Making A Bucilla Stocking Series - My Initial Steps

So, you saw a GORGEOUS STOCKING and thought "OMG, I NEED THAT IN MY LIFE!!" or maybe you just saw a cute stocking and want something to do to occupy time during, oh I don't know, the worst pandemic in modern times! Either way, I am going to use my experience- the good, the bad and the ugly - to try and help you navigate the "making my own DIY Stocking kit myself world" on fellow on....

There are a many factors that go into making a stocking worthy of hanging up for your Christmas! Below are some initial and very important first steps I take before starting any stocking.

The tips below are probably not in the Bucilla official instructions but these tips have helped me over the years! You can see my stockings in my store.

Before starting any of the tasks below I find a clean work place, I make sure it is free of drinks (the first time you spill a drink on your work will be the last time you have any form of liquid within two miles of your project, trust me on that) and I wash my hands before working with the felts. Oils from our skin will quickly ruin the white felt and leave marks that we will never get out.

1) I always iron my felt before doing anything else. I cannot tell you how many times I have seen a gorgeous stocking only to see the back with a big ole fold crease down the back. Even worse is when the crease / fold is on the front of the stocking.


I use an OESD Press Cloth between the iron and the felt (you can pick these up from any sewing center or online). They run about $6 and worth every penny!

2) I then quickly read all the instructions first (I read more thoroughly once I am finished # 5 below). You may be thinking why isn't that the first thing she does?! Answer - I like to see what is in the kit, what I am in for, that sort of thing, so I am make sure to iron the ones that are creased so that as soon as I am ready to rock and roll after reading the instructions I can just move along to beginning the project.

3) I do not cut anything until all the pieces are all sequined. It is harder to sequin pieces that have been cut due to the smaller work area of the piece.

4) I take pictures of the felt so that I have a record of what pieces are numbered, where. If you take a picture after cutting a piece of felt out and forget where it goes, you can simply refer back to your picture.

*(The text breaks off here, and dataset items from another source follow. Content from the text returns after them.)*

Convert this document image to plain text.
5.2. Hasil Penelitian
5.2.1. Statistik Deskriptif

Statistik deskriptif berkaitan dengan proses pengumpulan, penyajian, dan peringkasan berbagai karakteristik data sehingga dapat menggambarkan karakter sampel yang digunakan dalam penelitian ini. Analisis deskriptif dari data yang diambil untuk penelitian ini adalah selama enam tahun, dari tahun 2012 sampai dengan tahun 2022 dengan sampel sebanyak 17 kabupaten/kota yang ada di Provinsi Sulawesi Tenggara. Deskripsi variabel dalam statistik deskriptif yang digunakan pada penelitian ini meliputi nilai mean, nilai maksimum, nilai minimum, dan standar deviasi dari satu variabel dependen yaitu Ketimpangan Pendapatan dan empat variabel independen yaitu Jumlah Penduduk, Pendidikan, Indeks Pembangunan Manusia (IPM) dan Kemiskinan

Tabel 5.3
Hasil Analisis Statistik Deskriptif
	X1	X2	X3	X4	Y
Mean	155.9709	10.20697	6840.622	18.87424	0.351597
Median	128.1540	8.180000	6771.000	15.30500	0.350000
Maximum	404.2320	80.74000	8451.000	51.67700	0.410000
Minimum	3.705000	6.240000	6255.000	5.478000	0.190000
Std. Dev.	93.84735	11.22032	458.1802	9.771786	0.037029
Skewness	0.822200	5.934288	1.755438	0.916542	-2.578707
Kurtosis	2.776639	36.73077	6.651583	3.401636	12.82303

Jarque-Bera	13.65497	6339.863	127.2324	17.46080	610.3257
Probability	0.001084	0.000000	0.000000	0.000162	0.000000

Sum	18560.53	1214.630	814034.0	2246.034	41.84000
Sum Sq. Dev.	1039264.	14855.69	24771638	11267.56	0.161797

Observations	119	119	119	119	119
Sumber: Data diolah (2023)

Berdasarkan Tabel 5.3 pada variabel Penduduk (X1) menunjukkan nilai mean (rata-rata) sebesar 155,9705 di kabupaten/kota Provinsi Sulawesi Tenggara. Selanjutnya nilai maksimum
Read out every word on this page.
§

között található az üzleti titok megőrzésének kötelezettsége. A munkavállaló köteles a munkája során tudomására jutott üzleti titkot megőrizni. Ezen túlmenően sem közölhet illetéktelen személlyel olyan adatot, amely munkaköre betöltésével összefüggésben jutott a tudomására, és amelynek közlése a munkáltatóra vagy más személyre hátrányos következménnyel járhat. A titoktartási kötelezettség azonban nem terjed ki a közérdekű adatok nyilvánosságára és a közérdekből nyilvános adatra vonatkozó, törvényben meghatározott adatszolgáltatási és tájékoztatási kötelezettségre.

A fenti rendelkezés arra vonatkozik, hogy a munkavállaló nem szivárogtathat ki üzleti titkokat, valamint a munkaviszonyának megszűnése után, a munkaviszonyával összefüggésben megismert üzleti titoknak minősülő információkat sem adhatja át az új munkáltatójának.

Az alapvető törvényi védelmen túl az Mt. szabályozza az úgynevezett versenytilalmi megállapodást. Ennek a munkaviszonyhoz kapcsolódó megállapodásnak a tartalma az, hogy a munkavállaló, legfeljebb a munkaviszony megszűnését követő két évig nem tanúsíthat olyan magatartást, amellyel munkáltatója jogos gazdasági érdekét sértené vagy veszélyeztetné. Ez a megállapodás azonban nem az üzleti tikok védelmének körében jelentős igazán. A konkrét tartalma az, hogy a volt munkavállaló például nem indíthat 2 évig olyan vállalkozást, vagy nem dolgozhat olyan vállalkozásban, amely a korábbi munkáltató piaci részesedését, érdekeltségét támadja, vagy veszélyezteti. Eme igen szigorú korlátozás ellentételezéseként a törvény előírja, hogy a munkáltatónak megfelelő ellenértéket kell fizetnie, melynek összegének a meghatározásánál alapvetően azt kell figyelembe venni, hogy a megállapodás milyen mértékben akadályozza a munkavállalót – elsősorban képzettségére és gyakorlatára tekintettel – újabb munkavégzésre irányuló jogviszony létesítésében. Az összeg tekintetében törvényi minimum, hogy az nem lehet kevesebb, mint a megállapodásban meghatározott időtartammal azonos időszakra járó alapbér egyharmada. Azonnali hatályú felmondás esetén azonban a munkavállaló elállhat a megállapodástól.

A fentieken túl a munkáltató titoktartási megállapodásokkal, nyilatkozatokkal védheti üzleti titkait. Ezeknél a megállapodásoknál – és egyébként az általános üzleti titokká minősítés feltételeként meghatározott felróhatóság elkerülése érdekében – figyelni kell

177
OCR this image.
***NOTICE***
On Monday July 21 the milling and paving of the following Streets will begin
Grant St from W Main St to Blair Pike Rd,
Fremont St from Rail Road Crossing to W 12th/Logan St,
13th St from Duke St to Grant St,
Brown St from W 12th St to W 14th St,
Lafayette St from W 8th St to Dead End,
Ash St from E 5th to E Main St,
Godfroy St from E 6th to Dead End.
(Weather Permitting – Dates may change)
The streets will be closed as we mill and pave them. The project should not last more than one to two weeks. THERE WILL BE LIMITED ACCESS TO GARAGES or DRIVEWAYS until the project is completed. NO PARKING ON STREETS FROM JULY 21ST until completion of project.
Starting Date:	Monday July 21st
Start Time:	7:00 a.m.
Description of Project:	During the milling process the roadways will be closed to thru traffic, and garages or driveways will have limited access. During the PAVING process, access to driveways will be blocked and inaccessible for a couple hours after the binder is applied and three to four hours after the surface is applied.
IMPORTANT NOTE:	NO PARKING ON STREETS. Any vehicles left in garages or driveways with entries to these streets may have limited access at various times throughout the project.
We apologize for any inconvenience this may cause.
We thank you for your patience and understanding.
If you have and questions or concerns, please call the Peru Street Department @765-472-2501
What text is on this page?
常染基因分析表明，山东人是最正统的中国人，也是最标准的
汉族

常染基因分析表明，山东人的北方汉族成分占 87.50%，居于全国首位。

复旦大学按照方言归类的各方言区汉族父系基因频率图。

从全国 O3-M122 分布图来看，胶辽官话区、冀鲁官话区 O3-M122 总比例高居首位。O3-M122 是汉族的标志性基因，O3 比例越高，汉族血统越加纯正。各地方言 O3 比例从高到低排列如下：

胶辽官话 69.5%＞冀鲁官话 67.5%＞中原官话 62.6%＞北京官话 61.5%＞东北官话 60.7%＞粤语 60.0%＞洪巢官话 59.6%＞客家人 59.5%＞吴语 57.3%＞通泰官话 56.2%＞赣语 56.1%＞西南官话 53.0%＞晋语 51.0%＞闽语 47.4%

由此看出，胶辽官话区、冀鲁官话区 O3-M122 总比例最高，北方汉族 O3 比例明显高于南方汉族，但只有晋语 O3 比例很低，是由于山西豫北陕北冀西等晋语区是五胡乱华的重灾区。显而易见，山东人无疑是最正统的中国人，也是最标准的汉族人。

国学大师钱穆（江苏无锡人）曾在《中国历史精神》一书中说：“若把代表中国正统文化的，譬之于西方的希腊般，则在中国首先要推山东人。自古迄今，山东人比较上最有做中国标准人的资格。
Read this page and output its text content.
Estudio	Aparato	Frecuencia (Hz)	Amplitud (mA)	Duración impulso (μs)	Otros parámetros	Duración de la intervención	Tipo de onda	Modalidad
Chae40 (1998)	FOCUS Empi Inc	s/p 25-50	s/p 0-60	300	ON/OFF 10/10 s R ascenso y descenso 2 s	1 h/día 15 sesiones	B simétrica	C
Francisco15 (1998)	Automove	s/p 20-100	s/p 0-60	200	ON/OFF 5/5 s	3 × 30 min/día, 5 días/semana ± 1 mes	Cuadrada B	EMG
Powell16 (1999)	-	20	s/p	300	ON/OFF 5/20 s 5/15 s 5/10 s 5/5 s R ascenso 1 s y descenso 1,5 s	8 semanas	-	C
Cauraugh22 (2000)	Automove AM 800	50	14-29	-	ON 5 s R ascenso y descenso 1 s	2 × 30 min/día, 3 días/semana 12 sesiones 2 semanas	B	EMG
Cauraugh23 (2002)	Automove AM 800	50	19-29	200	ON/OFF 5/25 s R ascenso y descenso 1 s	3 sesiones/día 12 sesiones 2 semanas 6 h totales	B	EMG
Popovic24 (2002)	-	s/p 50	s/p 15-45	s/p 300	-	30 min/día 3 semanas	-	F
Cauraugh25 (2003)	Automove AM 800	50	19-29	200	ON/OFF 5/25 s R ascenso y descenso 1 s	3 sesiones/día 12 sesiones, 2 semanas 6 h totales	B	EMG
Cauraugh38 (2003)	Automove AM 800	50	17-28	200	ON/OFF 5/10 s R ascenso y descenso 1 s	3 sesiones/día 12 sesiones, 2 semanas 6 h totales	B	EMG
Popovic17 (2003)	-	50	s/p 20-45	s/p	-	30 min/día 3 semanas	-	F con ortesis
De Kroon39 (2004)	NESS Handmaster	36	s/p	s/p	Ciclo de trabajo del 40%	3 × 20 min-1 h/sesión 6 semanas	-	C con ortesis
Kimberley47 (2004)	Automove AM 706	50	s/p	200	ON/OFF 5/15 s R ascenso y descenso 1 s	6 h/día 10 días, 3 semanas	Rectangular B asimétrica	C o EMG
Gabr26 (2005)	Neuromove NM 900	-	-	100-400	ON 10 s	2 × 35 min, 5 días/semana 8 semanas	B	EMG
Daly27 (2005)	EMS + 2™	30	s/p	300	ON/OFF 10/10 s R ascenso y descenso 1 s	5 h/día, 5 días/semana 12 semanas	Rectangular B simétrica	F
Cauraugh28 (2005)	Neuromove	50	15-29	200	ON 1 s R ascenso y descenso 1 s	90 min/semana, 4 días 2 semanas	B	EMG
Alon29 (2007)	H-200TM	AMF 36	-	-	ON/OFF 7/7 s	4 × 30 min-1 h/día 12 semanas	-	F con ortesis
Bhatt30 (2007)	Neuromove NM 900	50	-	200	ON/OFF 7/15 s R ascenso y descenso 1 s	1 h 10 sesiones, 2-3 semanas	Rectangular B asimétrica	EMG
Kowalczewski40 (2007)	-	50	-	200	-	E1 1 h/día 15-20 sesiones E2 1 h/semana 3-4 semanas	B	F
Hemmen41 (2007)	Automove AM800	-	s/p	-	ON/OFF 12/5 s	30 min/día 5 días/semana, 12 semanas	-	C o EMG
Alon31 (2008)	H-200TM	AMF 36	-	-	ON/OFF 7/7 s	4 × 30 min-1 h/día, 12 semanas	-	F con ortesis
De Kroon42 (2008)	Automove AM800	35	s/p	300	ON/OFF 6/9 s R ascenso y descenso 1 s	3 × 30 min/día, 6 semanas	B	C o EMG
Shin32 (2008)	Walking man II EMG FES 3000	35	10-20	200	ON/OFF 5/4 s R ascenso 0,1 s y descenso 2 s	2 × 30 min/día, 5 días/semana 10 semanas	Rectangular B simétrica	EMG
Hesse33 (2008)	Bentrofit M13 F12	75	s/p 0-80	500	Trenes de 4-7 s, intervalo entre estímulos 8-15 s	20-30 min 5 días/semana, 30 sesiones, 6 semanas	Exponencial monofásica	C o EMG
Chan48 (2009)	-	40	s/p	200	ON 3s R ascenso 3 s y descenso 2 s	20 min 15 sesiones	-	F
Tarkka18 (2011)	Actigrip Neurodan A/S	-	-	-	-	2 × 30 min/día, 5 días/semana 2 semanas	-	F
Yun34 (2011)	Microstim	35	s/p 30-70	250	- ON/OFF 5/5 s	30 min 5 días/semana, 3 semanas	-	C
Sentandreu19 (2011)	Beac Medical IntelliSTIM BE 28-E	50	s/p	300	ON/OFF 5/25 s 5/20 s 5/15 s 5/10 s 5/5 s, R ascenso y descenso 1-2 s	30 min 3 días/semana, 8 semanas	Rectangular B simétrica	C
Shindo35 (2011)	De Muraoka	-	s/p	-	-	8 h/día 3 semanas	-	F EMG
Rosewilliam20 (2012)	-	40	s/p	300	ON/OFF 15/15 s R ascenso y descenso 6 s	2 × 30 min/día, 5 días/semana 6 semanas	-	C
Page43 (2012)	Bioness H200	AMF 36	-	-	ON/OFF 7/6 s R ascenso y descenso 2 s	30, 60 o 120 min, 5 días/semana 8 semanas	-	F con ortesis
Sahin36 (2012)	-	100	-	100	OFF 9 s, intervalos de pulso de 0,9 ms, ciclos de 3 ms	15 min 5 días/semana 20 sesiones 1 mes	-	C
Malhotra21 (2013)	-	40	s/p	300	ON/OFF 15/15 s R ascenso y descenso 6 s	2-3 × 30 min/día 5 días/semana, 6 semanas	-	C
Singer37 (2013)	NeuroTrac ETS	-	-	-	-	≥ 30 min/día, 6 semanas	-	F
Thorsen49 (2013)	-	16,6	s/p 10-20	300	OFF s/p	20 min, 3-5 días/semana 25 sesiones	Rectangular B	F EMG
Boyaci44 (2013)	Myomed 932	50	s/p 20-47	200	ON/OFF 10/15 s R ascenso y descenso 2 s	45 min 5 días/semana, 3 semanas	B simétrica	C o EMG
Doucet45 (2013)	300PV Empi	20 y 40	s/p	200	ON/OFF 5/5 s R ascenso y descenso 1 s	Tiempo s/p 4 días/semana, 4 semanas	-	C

5) I am now ready to start adding the sequins. I always like to make sure that I have the correct needle threaded before starting. To do this, I simply take a bead out and see which need will go through it. That one will be my beading needle. I cannot tell you how many times I have spent threading the needle, getting the sequin and bead ready only to find out's the wrong dang needle! ARGH!

6) Once I have everything sequined I move onto thoroughly reading the instructions. This allows me to see if I am going to have any issues coming up, are there words that need to be done? Such as in the North Pole stocking that require an outline stitch (or whatever stitch I would like to use for it) or stem stitch before being appliqued into place.

7) I embroider any words that need to be done and then I am off and follow the kits instructions to the letter.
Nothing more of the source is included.